L'actuel ministre de l'Intérieur, le sarkozyste Gérald Darmanin, parle d'« ensauvagement » de la société, et l'expression fait écho au mot « sauvageons » lâché par son prédécesseur Place Beauvau en 1999. Il y a plus de quinze ans… En attendant ses Mémoires qui paraîtront début septembre sous le titre Qui veut risquer sa vie la sauvera (Robert Laffont), Jean-Pierre Chevènement nous a accordé un entretien à bâtons rompus et, comme toujours chez lui, sans langue de bois.
Le Point : Emmanuel Macron est-il à la hauteur de la crise que nous traversons ?

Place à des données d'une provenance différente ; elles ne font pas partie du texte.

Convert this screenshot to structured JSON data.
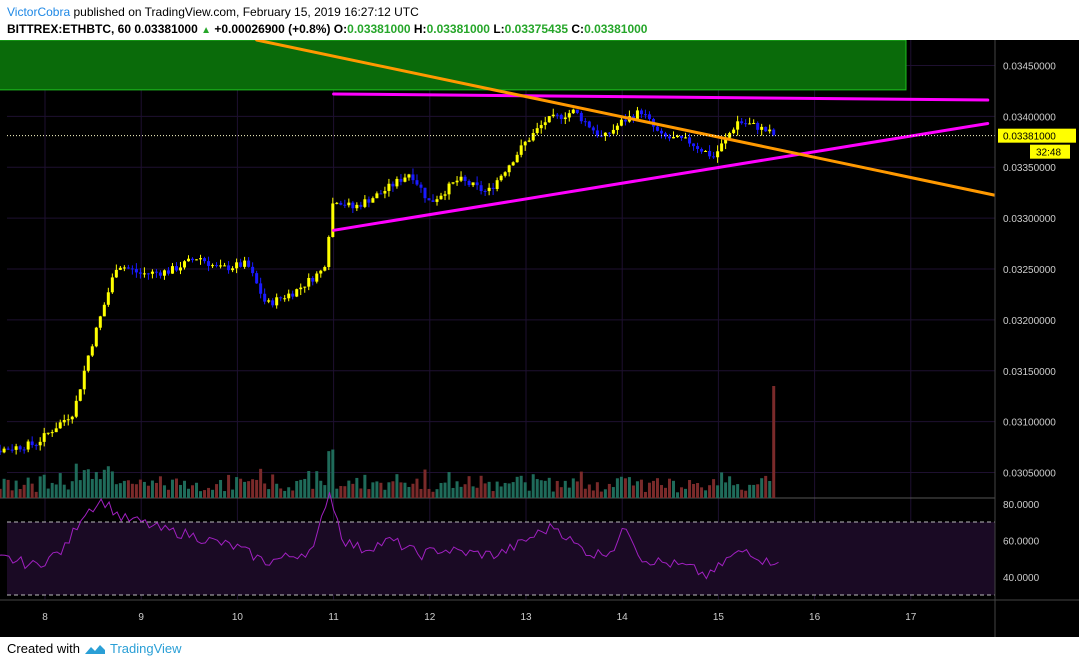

Jean-Pierre Chevènement : Je suis beaucoup moins sévère que la plupart des commentateurs sur la gestion de la crise par Emmanuel Macron. À part la pénurie de masques que nous aurions pu éviter si on avait maintenu la politique de stocks stratégiques définie il y a dix ans, les mesures prises pour indemniser le chômage partiel ou pour accorder aux entreprises des prêts garantis par l'État ou encore pour reporter les charges sociales et fiscales ont permis jusqu'à présent de préserver notre tissu entrepreneurial. La crise a mis en lumière nos profondes dépendances, et pas seulement dans le domaine sanitaire. Indépendance est pour moi un maître mot. Il s'agit de retrouver des marges de manœuvre, une capacité à s'orienter par soi-même, ce qui est au fondement même de la République. Cette crise nous invite à prendre nos distances par rapport à la règle de l'approvisionnement au plus bas coût possible, qui a prévalu tout au long de trois décennies de mondialisation débridée. Nous avons ainsi laissé notre pays se désindustrialiser, au prix de fractures sociales de plus en plus insupportables. Il faut remonter la pente.

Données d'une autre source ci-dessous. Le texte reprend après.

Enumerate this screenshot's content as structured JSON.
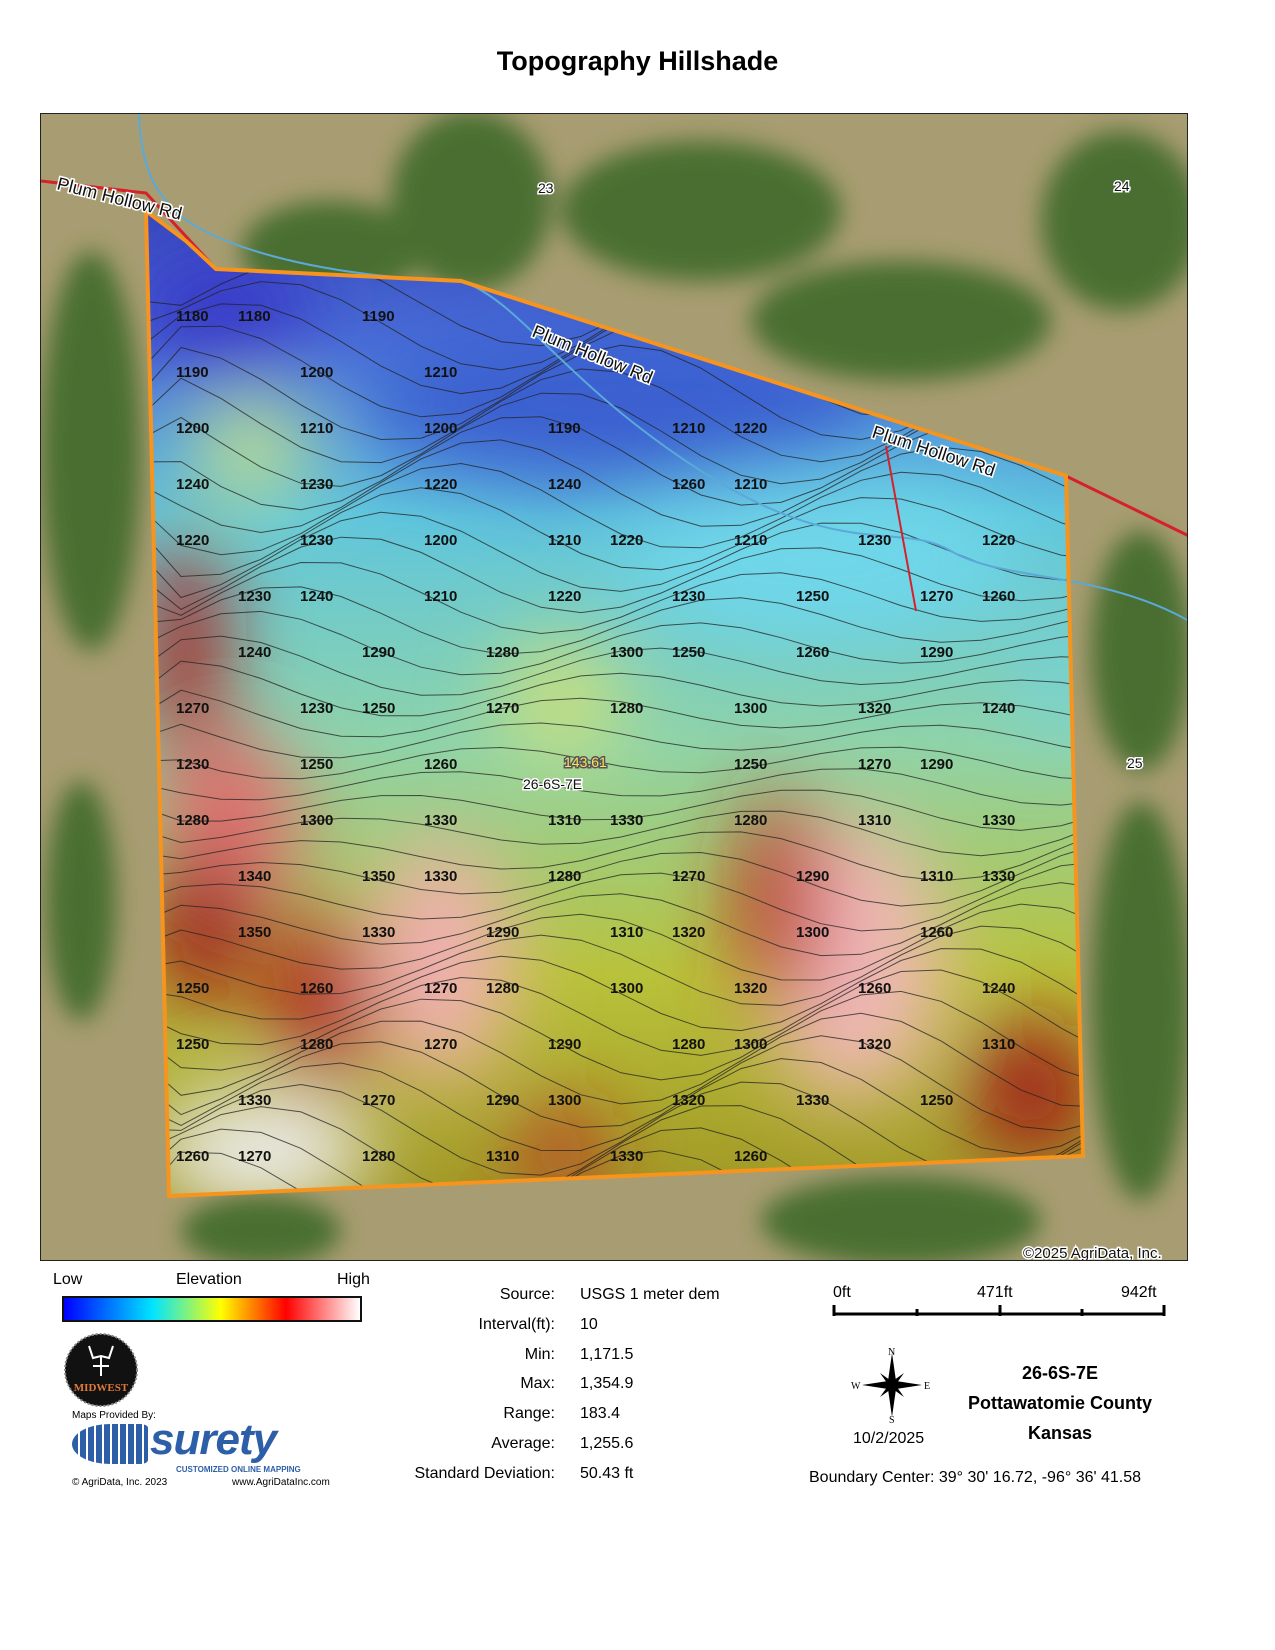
{
  "title": "Topography Hillshade",
  "map": {
    "road_label": "Plum Hollow Rd",
    "section_numbers": [
      "23",
      "24",
      "25"
    ],
    "acreage_label": "143.61",
    "parcel_label": "26-6S-7E",
    "copyright": "©2025 AgriData, Inc.",
    "contour_labels": [
      "1180",
      "1180",
      "1190",
      "1190",
      "1200",
      "1210",
      "1200",
      "1210",
      "1200",
      "1190",
      "1210",
      "1220",
      "1240",
      "1230",
      "1220",
      "1240",
      "1260",
      "1210",
      "1220",
      "1230",
      "1200",
      "1210",
      "1220",
      "1210",
      "1230",
      "1220",
      "1230",
      "1240",
      "1210",
      "1220",
      "1230",
      "1250",
      "1270",
      "1260",
      "1240",
      "1290",
      "1280",
      "1300",
      "1250",
      "1260",
      "1290",
      "1270",
      "1230",
      "1250",
      "1270",
      "1280",
      "1300",
      "1320",
      "1240",
      "1230",
      "1250",
      "1260",
      "1250",
      "1270",
      "1290",
      "1280",
      "1300",
      "1330",
      "1310",
      "1330",
      "1280",
      "1310",
      "1330",
      "1340",
      "1350",
      "1330",
      "1280",
      "1270",
      "1290",
      "1310",
      "1330",
      "1350",
      "1330",
      "1290",
      "1310",
      "1320",
      "1300",
      "1260",
      "1250",
      "1260",
      "1270",
      "1280",
      "1300",
      "1320",
      "1260",
      "1240",
      "1250",
      "1280",
      "1270",
      "1290",
      "1280",
      "1300",
      "1320",
      "1310",
      "1330",
      "1270",
      "1290",
      "1300",
      "1320",
      "1330",
      "1250",
      "1260",
      "1270",
      "1280",
      "1310",
      "1330",
      "1260"
    ],
    "colors": {
      "boundary": "#f7941d",
      "road": "#d6202a",
      "stream": "#5aa9d8"
    }
  },
  "legend": {
    "low": "Low",
    "title": "Elevation",
    "high": "High",
    "gradient": [
      "#0000ff",
      "#00e5ff",
      "#ffff00",
      "#ff0000",
      "#ffffff"
    ]
  },
  "stats": [
    {
      "label": "Source:",
      "value": "USGS 1 meter dem"
    },
    {
      "label": "Interval(ft):",
      "value": "10"
    },
    {
      "label": "Min:",
      "value": "1,171.5"
    },
    {
      "label": "Max:",
      "value": "1,354.9"
    },
    {
      "label": "Range:",
      "value": "183.4"
    },
    {
      "label": "Average:",
      "value": "1,255.6"
    },
    {
      "label": "Standard Deviation:",
      "value": "50.43 ft"
    }
  ],
  "scale": {
    "labels": [
      "0ft",
      "471ft",
      "942ft"
    ]
  },
  "compass": {
    "n": "N",
    "s": "S",
    "e": "E",
    "w": "W"
  },
  "date": "10/2/2025",
  "location": {
    "parcel": "26-6S-7E",
    "county": "Pottawatomie County",
    "state": "Kansas"
  },
  "boundary_center": "Boundary Center: 39° 30' 16.72,  -96° 36' 41.58",
  "branding": {
    "provided_by": "Maps Provided By:",
    "logo": "surety",
    "logo_tagline": "CUSTOMIZED ONLINE MAPPING",
    "copyright": "© AgriData, Inc. 2023",
    "website": "www.AgriDataInc.com",
    "seal_text": "MIDWEST"
  }
}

Le souverainisme redevient à la mode… Vous devez en être content ?
Je n'aime pas employer ce mot, qui est source de confusion avec certaines expressions que je ne fais pas miennes. Je me dis simplement républicain. Je me garde des amalgames. Je suis pour la souveraineté nationale, intitulé du titre premier de la Constitution de 1958, parce qu'elle est la condition de la République. Je considère que les étrangers venus sur notre sol ont vocation à s'intégrer à la République. Ils ne doivent pas être rejetés a priori ; en même temps, la politique d'immigration dépend de la capacité d'intégration du pays d'accueil. Il faut tenir les deux bouts de la chaîne.

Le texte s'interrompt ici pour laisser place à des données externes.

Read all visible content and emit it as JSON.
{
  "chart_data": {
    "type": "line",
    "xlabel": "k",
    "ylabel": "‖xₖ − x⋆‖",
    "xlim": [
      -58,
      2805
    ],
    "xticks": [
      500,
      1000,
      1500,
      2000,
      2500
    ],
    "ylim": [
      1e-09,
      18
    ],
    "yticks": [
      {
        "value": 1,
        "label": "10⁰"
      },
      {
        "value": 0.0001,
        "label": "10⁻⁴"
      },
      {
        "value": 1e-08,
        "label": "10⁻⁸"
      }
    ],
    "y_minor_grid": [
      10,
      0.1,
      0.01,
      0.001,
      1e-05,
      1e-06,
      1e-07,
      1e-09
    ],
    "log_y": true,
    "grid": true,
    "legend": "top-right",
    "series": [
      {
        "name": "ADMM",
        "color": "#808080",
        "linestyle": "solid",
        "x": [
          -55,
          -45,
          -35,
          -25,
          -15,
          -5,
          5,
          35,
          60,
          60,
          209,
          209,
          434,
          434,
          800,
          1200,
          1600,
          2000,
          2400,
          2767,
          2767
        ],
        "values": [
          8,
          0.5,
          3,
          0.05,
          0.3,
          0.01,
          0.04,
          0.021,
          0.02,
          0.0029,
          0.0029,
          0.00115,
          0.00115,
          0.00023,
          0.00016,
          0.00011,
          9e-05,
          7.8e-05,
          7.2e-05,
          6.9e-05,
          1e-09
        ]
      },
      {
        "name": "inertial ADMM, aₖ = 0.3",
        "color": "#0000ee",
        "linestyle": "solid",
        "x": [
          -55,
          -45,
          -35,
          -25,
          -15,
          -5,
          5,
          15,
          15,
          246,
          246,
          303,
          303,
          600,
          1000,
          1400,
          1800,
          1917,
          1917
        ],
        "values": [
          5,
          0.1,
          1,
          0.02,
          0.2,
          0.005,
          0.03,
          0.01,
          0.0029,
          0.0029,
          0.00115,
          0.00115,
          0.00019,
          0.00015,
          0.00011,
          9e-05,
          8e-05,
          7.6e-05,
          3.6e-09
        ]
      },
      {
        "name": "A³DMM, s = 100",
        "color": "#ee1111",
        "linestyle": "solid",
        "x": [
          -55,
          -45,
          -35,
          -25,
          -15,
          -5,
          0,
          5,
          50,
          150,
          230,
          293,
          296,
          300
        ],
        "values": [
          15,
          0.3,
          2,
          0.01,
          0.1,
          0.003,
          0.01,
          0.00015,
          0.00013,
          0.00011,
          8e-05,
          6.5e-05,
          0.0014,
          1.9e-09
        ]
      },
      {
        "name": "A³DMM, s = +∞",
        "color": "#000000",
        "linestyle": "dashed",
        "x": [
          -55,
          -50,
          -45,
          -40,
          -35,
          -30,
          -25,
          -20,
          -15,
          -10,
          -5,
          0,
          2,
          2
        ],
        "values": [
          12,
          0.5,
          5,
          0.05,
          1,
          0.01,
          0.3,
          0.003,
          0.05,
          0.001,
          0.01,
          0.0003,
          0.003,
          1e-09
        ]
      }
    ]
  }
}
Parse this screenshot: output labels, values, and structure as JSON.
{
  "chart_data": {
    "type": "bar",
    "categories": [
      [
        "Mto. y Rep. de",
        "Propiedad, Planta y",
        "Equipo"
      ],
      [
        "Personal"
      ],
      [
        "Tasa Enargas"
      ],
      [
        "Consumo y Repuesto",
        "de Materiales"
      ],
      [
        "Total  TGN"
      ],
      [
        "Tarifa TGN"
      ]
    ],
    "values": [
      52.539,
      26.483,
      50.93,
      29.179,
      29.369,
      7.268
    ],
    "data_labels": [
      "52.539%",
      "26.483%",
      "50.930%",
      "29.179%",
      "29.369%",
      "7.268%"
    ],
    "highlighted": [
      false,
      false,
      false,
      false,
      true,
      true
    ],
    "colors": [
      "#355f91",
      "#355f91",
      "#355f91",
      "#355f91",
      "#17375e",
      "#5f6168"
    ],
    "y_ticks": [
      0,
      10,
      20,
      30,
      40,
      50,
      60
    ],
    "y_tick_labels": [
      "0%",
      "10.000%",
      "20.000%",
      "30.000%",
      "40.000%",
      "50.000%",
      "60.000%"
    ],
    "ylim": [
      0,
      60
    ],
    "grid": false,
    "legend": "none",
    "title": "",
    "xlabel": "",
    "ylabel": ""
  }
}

Le nouveau cap fixé par Emmanuel Macron, et notamment le gouvernement Castex, a-t-il une coloration « chevènementiste » ?
J'observe que la nomination de monsieur Castex a permis une certaine embellie dans l'opinion publique, à la fois pour le président de la République et le gouvernement. Mais la politique du gouvernement Castex sera jugée sur le long terme sur sa capacité à reconquérir l'indépendance industrielle et technologique de la France pour laquelle s'était engagé le président. On a fait appel à des « poids lourds » politiques, c'est une bonne chose, mais je ne discerne pas dans l'état actuel ce qui, dans les structures du gouvernement, traduirait la volonté de reconquête de notre indépendance.